Figure 2) — *Typical appearance of viral conjunctivitis (upper eyelid everted*)

There are unique clinical features associated with some bacteria and viruses. N gonorrhea causes ‘hyperacute’ conjunctivitis with abrupt onset, rapid progression, prominent lid edema, excessive purulent discharge and a tender globe (2,7,10,11). N meningiditis conjunctivitis is generally unilateral with purulent discharge (2,10,11). In approximately 20% of patients with N meningiditis conjunctivitis, systemic disease develops later. Chlamydia conjunctivitis is associated with urethritis and cervicitis. It causes a subacute infection that is follicular in nature. Inclusion conjunctivitis is a sexually transmitted disease with ocular signs of a chronic conjunctival reaction that is most prominent in the lower lid, with a scant mucopurulent discharge (11).

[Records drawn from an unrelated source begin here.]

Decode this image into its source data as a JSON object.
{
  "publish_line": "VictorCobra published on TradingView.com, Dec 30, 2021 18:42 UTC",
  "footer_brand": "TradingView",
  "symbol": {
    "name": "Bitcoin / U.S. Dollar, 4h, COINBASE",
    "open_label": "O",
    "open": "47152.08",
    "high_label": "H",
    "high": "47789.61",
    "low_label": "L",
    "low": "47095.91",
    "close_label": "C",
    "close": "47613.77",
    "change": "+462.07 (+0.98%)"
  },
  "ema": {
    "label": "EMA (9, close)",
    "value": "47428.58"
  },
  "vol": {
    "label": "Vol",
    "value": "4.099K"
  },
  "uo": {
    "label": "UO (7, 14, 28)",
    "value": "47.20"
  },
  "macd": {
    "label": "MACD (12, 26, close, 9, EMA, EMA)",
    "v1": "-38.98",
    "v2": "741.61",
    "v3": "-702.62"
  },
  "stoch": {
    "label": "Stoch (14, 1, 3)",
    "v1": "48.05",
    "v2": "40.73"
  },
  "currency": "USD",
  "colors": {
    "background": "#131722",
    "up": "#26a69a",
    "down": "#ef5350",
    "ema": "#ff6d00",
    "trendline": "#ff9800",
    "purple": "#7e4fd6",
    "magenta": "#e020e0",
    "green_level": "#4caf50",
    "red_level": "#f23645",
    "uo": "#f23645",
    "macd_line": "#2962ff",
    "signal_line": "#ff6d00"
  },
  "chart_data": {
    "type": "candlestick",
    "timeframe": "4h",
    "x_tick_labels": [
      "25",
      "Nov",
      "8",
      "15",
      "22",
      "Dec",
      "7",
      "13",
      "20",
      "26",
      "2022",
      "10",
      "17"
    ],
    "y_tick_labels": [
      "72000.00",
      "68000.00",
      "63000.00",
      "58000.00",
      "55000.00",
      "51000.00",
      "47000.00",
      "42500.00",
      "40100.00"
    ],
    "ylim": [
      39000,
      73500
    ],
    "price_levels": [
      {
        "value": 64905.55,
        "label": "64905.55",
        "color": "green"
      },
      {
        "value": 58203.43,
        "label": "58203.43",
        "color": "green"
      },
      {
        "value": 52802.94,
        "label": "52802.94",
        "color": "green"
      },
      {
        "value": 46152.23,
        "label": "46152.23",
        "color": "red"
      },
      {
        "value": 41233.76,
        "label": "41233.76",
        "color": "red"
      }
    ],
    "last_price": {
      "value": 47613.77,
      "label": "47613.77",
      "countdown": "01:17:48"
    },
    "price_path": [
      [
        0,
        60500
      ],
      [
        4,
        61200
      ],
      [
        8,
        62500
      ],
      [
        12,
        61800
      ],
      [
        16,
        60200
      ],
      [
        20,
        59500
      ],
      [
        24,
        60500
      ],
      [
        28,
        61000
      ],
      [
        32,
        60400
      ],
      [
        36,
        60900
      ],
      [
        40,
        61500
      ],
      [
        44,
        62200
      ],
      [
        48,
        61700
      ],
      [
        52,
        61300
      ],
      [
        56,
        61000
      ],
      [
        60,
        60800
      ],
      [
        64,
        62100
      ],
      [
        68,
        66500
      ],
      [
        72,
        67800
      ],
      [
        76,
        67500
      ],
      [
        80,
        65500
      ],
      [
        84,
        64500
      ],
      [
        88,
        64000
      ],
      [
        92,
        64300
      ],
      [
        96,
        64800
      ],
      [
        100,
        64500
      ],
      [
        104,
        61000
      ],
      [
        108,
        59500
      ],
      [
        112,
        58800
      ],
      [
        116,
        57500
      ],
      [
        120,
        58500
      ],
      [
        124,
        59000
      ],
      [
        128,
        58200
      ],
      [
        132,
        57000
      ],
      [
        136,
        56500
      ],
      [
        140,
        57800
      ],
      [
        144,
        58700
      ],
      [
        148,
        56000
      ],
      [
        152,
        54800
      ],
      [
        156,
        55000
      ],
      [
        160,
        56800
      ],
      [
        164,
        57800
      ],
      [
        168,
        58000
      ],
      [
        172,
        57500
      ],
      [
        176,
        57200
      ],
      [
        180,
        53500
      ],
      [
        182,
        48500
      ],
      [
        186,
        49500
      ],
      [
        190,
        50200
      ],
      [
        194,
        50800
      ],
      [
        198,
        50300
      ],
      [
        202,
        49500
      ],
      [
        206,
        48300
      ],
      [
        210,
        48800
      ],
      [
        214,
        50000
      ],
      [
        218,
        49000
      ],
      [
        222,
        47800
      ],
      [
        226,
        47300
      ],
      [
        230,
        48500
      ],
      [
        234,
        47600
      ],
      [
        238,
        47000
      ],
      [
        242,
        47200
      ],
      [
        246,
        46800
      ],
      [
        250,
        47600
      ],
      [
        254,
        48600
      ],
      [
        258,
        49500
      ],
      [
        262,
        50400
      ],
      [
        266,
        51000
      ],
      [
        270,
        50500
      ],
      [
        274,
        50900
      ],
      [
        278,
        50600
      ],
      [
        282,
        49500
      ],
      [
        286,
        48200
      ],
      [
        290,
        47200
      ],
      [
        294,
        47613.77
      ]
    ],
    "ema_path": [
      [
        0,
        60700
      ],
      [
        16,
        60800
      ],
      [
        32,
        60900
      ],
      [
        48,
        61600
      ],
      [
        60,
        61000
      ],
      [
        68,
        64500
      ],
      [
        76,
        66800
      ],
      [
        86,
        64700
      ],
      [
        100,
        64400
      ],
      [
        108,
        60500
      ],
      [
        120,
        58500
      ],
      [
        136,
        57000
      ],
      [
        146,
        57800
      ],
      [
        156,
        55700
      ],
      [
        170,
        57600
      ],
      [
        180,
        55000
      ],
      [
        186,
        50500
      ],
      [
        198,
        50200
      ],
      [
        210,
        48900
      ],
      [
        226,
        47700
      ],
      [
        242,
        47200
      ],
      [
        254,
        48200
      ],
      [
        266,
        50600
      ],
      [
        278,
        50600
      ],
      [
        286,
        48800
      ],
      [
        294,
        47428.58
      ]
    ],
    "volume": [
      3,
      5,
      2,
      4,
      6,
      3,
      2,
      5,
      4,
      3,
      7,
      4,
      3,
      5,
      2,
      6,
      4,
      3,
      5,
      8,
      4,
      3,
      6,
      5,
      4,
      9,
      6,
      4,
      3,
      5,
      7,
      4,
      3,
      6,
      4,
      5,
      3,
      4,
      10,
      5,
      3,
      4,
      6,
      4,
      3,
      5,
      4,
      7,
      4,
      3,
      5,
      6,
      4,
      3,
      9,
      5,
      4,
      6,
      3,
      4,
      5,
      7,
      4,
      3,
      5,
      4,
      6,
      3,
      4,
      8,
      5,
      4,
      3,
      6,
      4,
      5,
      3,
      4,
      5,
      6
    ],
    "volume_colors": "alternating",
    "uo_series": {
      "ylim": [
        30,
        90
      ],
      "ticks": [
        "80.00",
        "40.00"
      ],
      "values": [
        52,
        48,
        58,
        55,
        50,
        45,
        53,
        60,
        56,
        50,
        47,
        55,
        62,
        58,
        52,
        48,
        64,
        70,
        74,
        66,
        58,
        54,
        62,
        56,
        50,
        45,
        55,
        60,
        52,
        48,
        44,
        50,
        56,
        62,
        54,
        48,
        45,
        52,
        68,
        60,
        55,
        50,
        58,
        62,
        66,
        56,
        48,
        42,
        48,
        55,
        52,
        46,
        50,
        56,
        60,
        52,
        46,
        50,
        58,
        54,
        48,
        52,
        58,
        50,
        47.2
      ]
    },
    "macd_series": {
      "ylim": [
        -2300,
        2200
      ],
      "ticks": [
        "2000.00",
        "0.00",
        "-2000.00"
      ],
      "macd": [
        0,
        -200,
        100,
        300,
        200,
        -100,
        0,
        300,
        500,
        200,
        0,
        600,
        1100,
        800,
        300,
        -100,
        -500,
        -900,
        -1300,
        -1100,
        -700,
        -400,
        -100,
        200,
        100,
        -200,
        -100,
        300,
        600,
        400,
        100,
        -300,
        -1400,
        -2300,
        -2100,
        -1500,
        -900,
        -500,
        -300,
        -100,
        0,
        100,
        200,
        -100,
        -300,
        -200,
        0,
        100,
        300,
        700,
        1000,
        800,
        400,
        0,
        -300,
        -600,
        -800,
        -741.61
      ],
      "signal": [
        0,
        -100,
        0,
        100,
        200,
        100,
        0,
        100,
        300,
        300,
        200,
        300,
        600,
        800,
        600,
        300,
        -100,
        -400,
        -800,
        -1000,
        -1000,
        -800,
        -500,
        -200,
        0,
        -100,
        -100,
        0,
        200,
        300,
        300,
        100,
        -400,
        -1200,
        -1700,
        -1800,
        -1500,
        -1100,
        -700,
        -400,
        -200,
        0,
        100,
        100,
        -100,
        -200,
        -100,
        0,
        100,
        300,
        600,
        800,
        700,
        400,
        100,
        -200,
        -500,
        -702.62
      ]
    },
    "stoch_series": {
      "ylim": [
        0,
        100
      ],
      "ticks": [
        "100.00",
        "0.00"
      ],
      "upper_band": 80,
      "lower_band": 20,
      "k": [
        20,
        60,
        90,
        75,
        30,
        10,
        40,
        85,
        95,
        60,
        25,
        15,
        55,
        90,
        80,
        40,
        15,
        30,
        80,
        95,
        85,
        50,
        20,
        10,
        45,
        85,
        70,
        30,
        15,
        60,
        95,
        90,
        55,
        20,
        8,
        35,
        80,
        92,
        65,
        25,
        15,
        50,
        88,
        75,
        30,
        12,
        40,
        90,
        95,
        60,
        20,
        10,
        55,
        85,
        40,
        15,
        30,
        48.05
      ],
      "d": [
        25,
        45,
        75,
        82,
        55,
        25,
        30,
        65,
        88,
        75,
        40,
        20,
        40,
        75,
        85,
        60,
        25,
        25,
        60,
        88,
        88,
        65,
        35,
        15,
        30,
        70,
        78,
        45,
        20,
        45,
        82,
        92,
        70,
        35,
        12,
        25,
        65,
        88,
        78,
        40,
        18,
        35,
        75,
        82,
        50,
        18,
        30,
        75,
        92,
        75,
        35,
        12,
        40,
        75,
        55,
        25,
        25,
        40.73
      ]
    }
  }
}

It is usually found in teenagers and young adults, but it can also be seen in neonates infected at delivery. A significant percentage of patients with chlamydia conjunctivitis also have concomitant asymptomatic gonococcal infection (11). Trachoma affects about 400 million individuals worldwide and is the leading cause of preventable blindness (11). It mostly occurs in underprivileged countries with inadequate sanitation (11). The hallmark finding is a follicular conjunctivitis, and blindness is caused by a process of progressive scarring and cicatrisation of the eyelids and adnexa.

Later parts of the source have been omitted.